They took risks and lost their tricycles, which ended up in a warehouse of the mayor’s office and whose referral was questioned by dozens of social media users, when the authorities announced the destruction of the vehicles.
The tricycles today form a mountain that exceeds the wall that delimits a property of the mayor’s office, located on Montes Altai street, in Lomas de Chapultepec.
There they end up together with thermos and baskets of the vendors who worked without the necessary permission and who were admonished 24 times. They are, for the most part, street vendors who crossed the border to Polanco.
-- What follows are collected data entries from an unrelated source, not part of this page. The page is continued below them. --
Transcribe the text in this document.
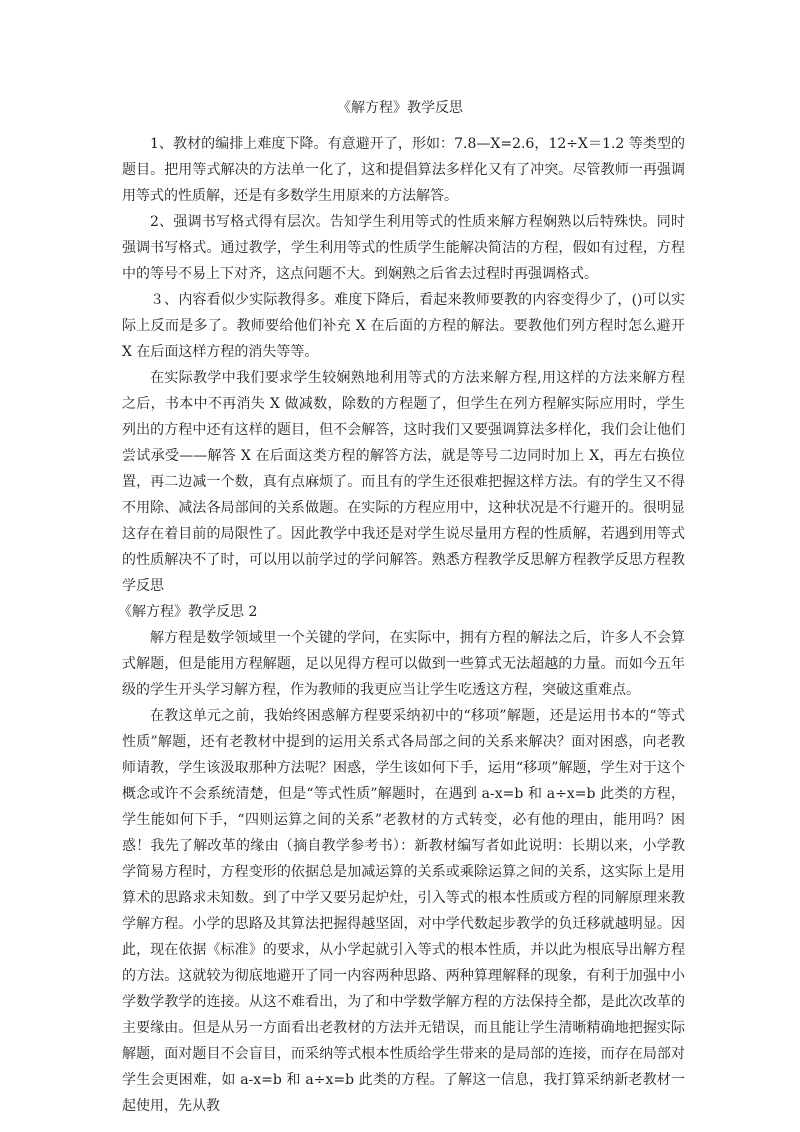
《解方程》教学反思

1、教材的编排上难度下降。有意避开了，形如：7.8—X=2.6，12÷X＝1.2 等类型的题目。把用等式解决的方法单一化了，这和提倡算法多样化又有了冲突。尽管教师一再强调用等式的性质解，还是有多数学生用原来的方法解答。

2、强调书写格式得有层次。告知学生利用等式的性质来解方程娴熟以后特殊快。同时强调书写格式。通过教学，学生利用等式的性质学生能解决简洁的方程，假如有过程，方程中的等号不易上下对齐，这点问题不大。到娴熟之后省去过程时再强调格式。

３、内容看似少实际教得多。难度下降后，看起来教师要教的内容变得少了，()可以实际上反而是多了。教师要给他们补充 X 在后面的方程的解法。要教他们列方程时怎么避开 X 在后面这样方程的消失等等。

在实际教学中我们要求学生较娴熟地利用等式的方法来解方程,用这样的方法来解方程之后，书本中不再消失 X 做减数，除数的方程题了，但学生在列方程解实际应用时，学生列出的方程中还有这样的题目，但不会解答，这时我们又要强调算法多样化，我们会让他们尝试承受——解答 X 在后面这类方程的解答方法，就是等号二边同时加上 X，再左右换位置，再二边减一个数，真有点麻烦了。而且有的学生还很难把握这样方法。有的学生又不得不用除、减法各局部间的关系做题。在实际的方程应用中，这种状况是不行避开的。很明显这存在着目前的局限性了。因此教学中我还是对学生说尽量用方程的性质解，若遇到用等式的性质解决不了时，可以用以前学过的学问解答。熟悉方程教学反思解方程教学反思方程教学反思

《解方程》教学反思 2

解方程是数学领域里一个关键的学问，在实际中，拥有方程的解法之后，许多人不会算式解题，但是能用方程解题，足以见得方程可以做到一些算式无法超越的力量。而如今五年级的学生开头学习解方程，作为教师的我更应当让学生吃透这方程，突破这重难点。

在教这单元之前，我始终困惑解方程要采纳初中的“移项”解题，还是运用书本的“等式性质”解题，还有老教材中提到的运用关系式各局部之间的关系来解决？面对困惑，向老教师请教，学生该汲取那种方法呢？困惑，学生该如何下手，运用“移项”解题，学生对于这个概念或许不会系统清楚，但是“等式性质”解题时，在遇到 a-x=b 和 a÷x=b 此类的方程，学生能如何下手，“四则运算之间的关系”老教材的方式转变，必有他的理由，能用吗？困惑！我先了解改革的缘由（摘自教学参考书）：新教材编写者如此说明：长期以来，小学教学简易方程时，方程变形的依据总是加减运算的关系或乘除运算之间的关系，这实际上是用算术的思路求未知数。到了中学又要另起炉灶，引入等式的根本性质或方程的同解原理来教学解方程。小学的思路及其算法把握得越坚固，对中学代数起步教学的负迁移就越明显。因此，现在依据《标准》的要求，从小学起就引入等式的根本性质，并以此为根底导出解方程的方法。这就较为彻底地避开了同一内容两种思路、两种算理解释的现象，有利于加强中小学数学教学的连接。从这不难看出，为了和中学数学解方程的方法保持全都，是此次改革的主要缘由。但是从另一方面看出老教材的方法并无错误，而且能让学生清晰精确地把握实际解题，面对题目不会盲目，而采纳等式根本性质给学生带来的是局部的连接，而存在局部对学生会更困难，如 a-x=b 和 a÷x=b 此类的方程。了解这一信息，我打算采纳新老教材一起使用，先从教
Andrés knows it. He also sells on a tricycle, but is an employee of the owner of the vehicle, and travels the streets of Lomas de Chapultepec.
He is 24 years old and is an expert in getting around the police officers who watch over Miguel Hidalgo and who try to confiscate his mobile business every morning.
As a worker, confiscation would mean losing your job and the 600 pesos you earn per week. But for the owner, it would represent paying a thousand pesos between: fines, bribes to police officers and endless paperwork to rescue the tricycle without merchandise.
For this reason, Andrés has learned to pedal quickly to avoid the policemen. According to the worker, Miguel Hidalgo is the only mayor’s office in which the confiscation of a tricycle is notified verbally. There, the police do not give any document with which to go to claim the vehicle.
The fine is increased by the quotas established by the workers involved in the confiscation.
According to sellers, the recovery price depends on the merchandise you carry and the streets where the referral occurred.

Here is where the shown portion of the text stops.